MRSA - The SuperStaph

The Arrival Of A Super Bug

Methicillin resistant Staphylococcus aureus, or MRSA, is a staph infection with a relatively short history.  While Staphylococcus aureus has been around for centuries, or for even a millennia, MRSA was only recently determined, having been originally noted in 1961.  MRSA causes many kinds of infections, including those of the skin.  Because infectious outbreaks of MRSA have occurred increasingly in community settings and are being called "community-associated" infections.  The US Centers for Disease Control and Prevention has estimated that about 12% of MRSA infections are now community associated; however the number can vary.  MRSA are antibiotic-resistant staph infections and they are found worldwide.

Where Does It Start?

Staphylococcus aureus is a bacterium which occurs naturally on the skin of human beings.  It is generally benign, but should there be a break in the skin due to an injury, scratch, bite or dermatitis, the bacteria infiltrates the skin and causes infection.  Staph infections can manifest in boils, impetigo, pilonidal cysts, acne,stys and cellulitis, among other maladies.  MRSA is also responsible for these infections.  If the strain of Staph is MRSA, it may be difficult to treat the infection with regular antibiotics.  MRSA strains of bacteria are resistant to many different antibiotics and consequently the infections are harder to treat.  If MRSA spreads within the body into the internal organs it can then become life-threatening.  Symptoms such as fever, chills, severe headaches, joint pain, low blood pressure and rashes on the body, when accompanying boils, cellulitis or other skin infections, are indications that medical attention is required immediately.

How Does It Spread?

People become infected with MRSA either by physical contact with an infected person or a carrier of the bacteria, or they come in contact with objects which have been touched by MRSA infected people or carriers of MRSA.  As a rule, normal skin tissue does not allow for the penetration of the bacteria into the skin and for infection to ensue.  If there are skin openings from cuts, abrasions, skin disorders (such as psoriasis), blisters or bites, then the bacteria can find its way into the body and create infection.

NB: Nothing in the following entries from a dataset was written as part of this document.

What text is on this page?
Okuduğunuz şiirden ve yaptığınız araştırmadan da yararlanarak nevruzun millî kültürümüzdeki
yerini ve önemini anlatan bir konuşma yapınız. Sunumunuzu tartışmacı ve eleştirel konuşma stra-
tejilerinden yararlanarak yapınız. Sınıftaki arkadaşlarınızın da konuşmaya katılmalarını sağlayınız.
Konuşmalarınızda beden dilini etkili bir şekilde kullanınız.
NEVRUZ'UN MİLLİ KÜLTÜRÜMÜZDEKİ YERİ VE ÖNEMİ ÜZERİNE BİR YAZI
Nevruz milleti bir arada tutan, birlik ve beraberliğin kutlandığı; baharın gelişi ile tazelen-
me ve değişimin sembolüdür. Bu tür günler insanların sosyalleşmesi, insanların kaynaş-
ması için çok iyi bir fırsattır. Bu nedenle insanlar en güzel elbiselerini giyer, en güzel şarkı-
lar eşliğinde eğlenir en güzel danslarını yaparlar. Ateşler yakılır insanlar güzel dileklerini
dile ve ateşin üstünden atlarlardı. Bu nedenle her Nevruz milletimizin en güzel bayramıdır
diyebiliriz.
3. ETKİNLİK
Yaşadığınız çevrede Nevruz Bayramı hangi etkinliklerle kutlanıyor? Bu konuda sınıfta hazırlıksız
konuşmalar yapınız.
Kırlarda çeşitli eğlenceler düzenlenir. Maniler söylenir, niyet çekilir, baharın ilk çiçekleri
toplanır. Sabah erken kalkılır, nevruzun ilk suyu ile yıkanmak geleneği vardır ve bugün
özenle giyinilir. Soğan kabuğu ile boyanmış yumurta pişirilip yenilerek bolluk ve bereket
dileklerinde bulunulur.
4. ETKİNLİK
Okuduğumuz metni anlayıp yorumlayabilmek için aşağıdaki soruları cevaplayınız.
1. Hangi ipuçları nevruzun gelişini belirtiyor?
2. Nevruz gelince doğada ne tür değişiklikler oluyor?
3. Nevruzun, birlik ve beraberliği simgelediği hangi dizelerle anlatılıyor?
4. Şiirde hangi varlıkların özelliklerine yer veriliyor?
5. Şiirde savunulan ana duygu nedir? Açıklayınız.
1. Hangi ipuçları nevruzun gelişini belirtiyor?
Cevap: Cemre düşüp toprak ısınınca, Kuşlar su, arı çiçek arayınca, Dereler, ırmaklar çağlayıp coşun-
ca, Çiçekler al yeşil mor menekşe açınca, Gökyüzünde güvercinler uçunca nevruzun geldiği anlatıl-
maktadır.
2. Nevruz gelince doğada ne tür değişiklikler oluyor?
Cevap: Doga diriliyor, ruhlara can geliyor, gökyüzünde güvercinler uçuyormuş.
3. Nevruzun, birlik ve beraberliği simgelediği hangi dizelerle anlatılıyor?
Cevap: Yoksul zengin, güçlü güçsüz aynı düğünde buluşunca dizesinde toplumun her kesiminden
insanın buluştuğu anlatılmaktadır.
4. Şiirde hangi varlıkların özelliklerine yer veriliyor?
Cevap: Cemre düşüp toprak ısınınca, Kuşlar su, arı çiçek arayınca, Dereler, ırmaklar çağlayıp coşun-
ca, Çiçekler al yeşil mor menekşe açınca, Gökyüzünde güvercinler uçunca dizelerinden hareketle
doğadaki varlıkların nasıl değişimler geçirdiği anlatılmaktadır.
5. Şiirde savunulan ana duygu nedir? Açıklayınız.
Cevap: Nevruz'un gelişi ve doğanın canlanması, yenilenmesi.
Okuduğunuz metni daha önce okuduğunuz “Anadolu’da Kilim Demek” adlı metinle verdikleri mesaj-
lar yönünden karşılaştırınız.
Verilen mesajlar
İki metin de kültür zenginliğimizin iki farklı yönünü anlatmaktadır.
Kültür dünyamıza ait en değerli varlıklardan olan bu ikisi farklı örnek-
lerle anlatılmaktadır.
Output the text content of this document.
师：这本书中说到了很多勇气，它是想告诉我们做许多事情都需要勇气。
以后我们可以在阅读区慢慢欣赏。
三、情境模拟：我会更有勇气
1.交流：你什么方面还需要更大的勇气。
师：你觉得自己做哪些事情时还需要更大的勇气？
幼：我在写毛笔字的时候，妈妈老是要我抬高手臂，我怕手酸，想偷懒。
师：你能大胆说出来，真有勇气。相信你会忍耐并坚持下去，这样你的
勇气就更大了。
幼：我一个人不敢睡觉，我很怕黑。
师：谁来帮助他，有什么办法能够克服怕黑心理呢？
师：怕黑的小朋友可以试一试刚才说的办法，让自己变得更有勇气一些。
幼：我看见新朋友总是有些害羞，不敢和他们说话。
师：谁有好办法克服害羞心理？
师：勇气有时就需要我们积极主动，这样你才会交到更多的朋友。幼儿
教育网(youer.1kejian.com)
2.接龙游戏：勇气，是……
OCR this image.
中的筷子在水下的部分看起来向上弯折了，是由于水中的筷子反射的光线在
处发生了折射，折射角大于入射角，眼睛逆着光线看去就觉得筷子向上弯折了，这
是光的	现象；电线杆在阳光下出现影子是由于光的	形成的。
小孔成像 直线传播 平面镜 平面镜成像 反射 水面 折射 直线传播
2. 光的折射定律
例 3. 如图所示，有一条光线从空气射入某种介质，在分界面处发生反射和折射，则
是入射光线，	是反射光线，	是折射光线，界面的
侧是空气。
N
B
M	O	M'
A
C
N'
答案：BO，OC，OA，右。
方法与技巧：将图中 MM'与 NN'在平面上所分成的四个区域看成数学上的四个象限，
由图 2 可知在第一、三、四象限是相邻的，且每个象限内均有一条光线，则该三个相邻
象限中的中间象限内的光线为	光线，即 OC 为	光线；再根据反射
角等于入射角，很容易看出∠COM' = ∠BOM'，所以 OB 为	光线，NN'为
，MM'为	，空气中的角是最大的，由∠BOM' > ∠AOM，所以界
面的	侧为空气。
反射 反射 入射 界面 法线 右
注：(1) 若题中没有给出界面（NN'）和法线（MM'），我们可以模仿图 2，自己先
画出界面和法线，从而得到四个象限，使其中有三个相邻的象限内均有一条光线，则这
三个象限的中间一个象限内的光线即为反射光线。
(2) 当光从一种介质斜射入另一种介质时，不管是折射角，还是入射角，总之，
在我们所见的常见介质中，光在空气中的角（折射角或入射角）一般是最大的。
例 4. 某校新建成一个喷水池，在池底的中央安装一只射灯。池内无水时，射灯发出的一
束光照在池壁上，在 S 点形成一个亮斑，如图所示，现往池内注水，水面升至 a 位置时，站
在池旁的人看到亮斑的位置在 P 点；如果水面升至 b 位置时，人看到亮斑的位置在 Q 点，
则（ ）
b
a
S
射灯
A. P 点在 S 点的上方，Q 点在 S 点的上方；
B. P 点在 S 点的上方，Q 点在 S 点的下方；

There are certain groups of individuals at higher risk for MRSA infection, such as those who have incurred skin breaks through needles, surgery, burns or ulcers of the skin.  People with compromised immune systems, HIV/AIDS sufferers, elderly or those with chronic diseases such as diabetes and cancer are also at high risk of infection.  Health-care workers must be extremely aware to take precautions in order to prevent infections while working in surroundings where MRSA infection is present.